🤖 AI Summary
To address collision-free navigation for autonomous mobile robots in complex environments, this paper proposes a navigation framework integrating structured environmental representation with model predictive control (MPC). The method first adaptively partitions the occupancy map using a quadtree to extract axis-aligned safe regions; a connectivity graph is then constructed to generate an initial path, which is subsequently smoothed via B-spline interpolation. Crucially, these safe regions are directly encoded as linear constraints in the MPC optimization—eliminating the need for explicit obstacle modeling. This enables tight coupling between path planning and motion control, achieving joint optimization of safety and computational efficiency. Experimental results demonstrate that the approach ensures stable, real-time, collision-free navigation across diverse high-density and unstructured scenarios, consistently outperforming state-of-the-art baseline methods in both robustness and runtime performance.
📝 Abstract
This paper presents an integrated navigation framework for Autonomous Mobile Robots (AMRs) that unifies environment representation, trajectory generation, and Model Predictive Control (MPC).

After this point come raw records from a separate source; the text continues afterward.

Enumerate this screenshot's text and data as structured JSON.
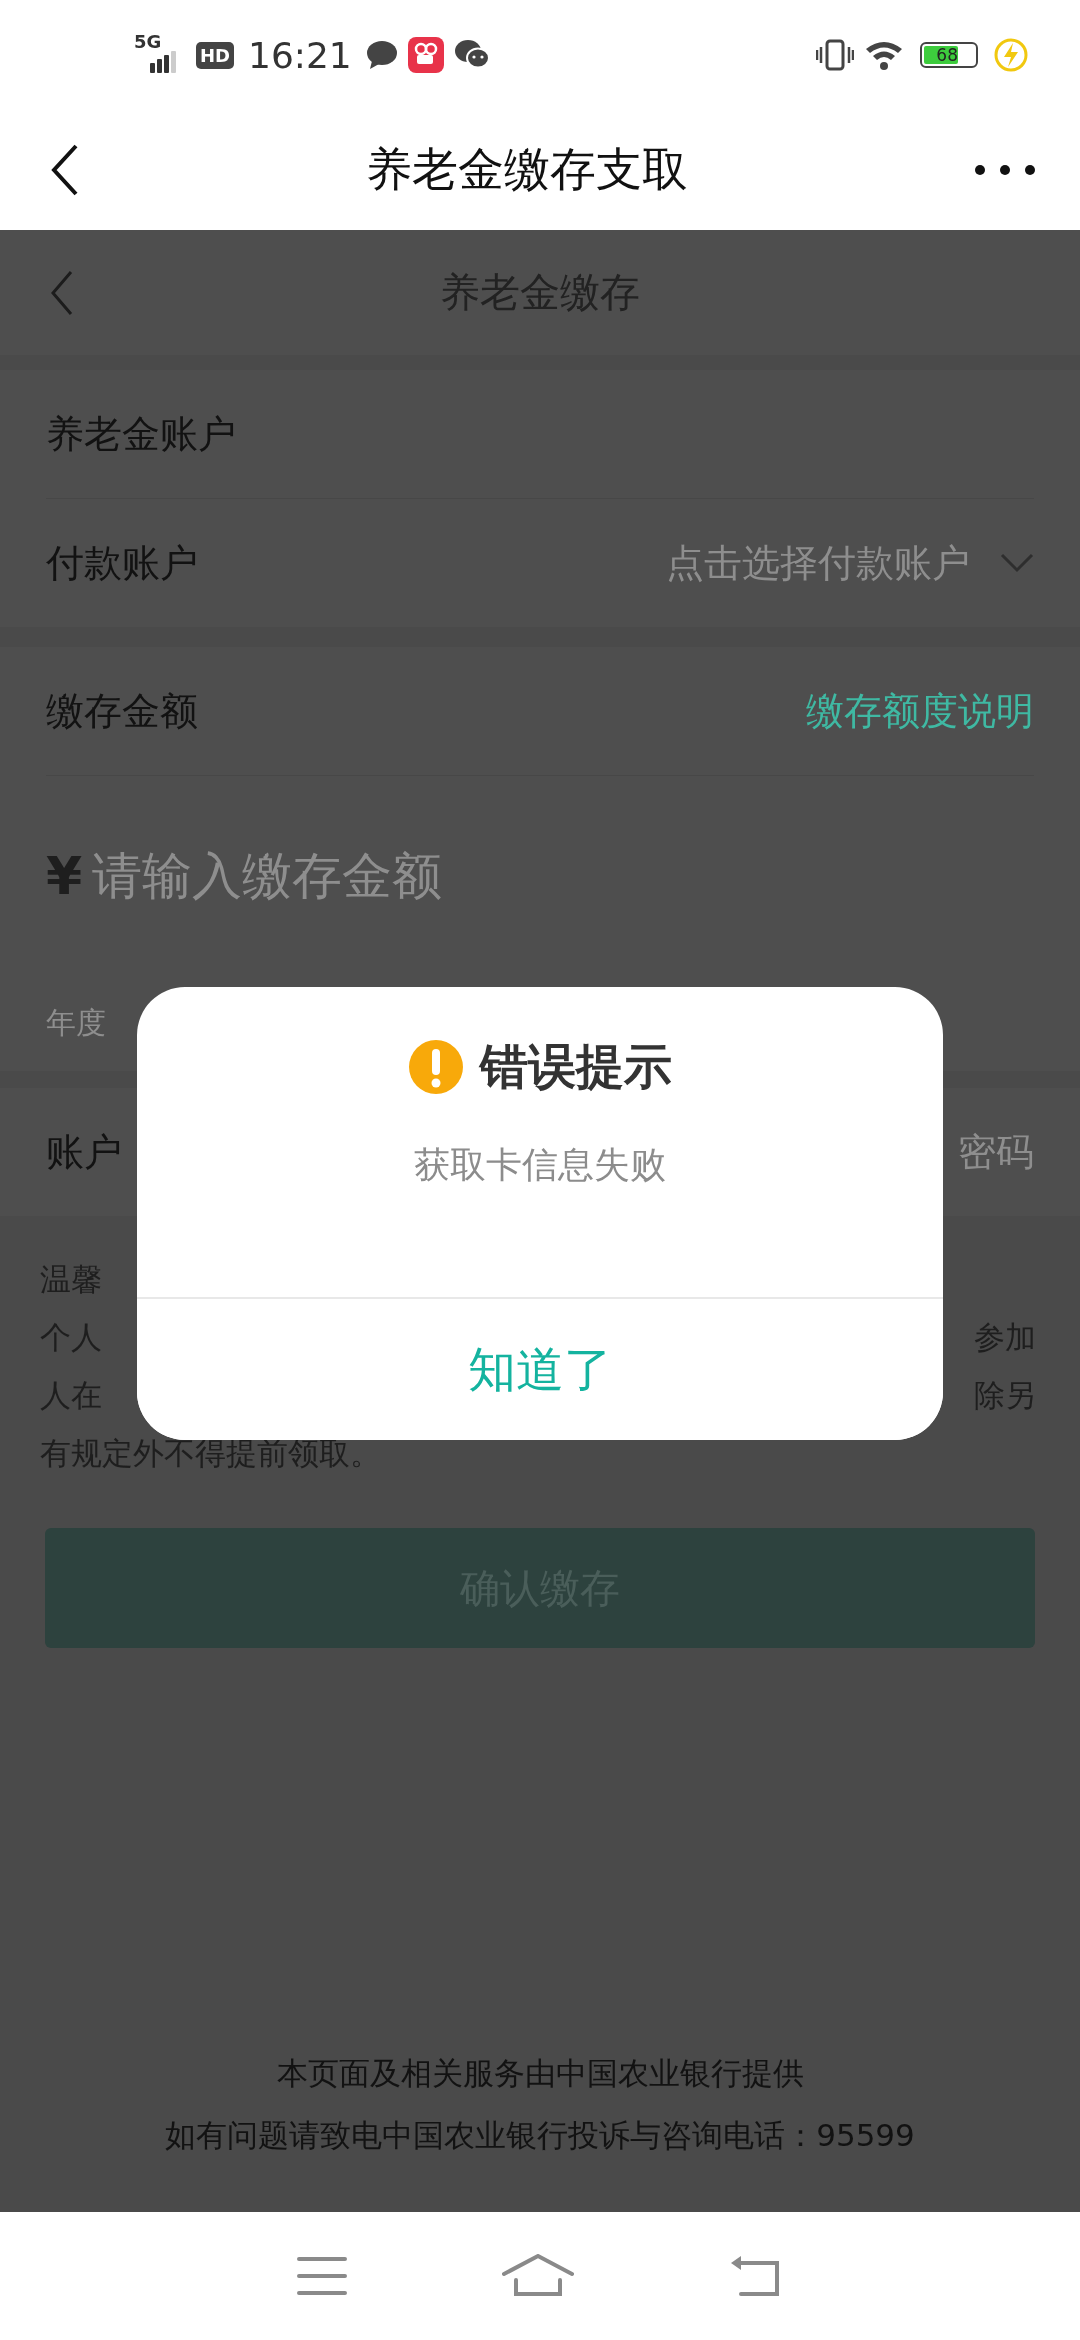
{
  "status_bar": {
    "network": "5G",
    "hd_badge": "HD",
    "time": "16:21",
    "battery": "68"
  },
  "app_bar": {
    "title": "养老金缴存支取"
  },
  "page": {
    "header": {
      "title": "养老金缴存"
    },
    "account_rows": [
      {
        "label": "养老金账户"
      },
      {
        "label": "付款账户",
        "placeholder": "点击选择付款账户"
      }
    ],
    "amount": {
      "label": "缴存金额",
      "link": "缴存额度说明",
      "currency": "¥",
      "placeholder": "请输入缴存金额",
      "note": "年度"
    },
    "password_row": {
      "label": "账户",
      "value": "密码"
    },
    "tips": {
      "title": "温馨",
      "lines": [
        {
          "left": "个人",
          "right": "参加"
        },
        {
          "left": "人在",
          "right": "除另"
        }
      ],
      "last_line": "有规定外不得提前领取。"
    },
    "confirm_button": "确认缴存",
    "footer": [
      "本页面及相关服务由中国农业银行提供",
      "如有问题请致电中国农业银行投诉与咨询电话：95599"
    ]
  },
  "dialog": {
    "title": "错误提示",
    "message": "获取卡信息失败",
    "button": "知道了"
  }
}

The proposed approach incorporates a quadtree-based method to generate structured, axis-aligned collision-free regions from occupancy maps. These regions serve as both a basis for developing safe corridors and as linear constraints within the MPC formulation, enabling efficient and reliable navigation without requiring direct obstacle encoding. The complete pipeline combines safe-area extraction, connectivity graph construction, trajectory generation, and B-spline smoothing into one coherent system. Experimental results demonstrate consistent success and superior performance compared to baseline approaches across complex environments.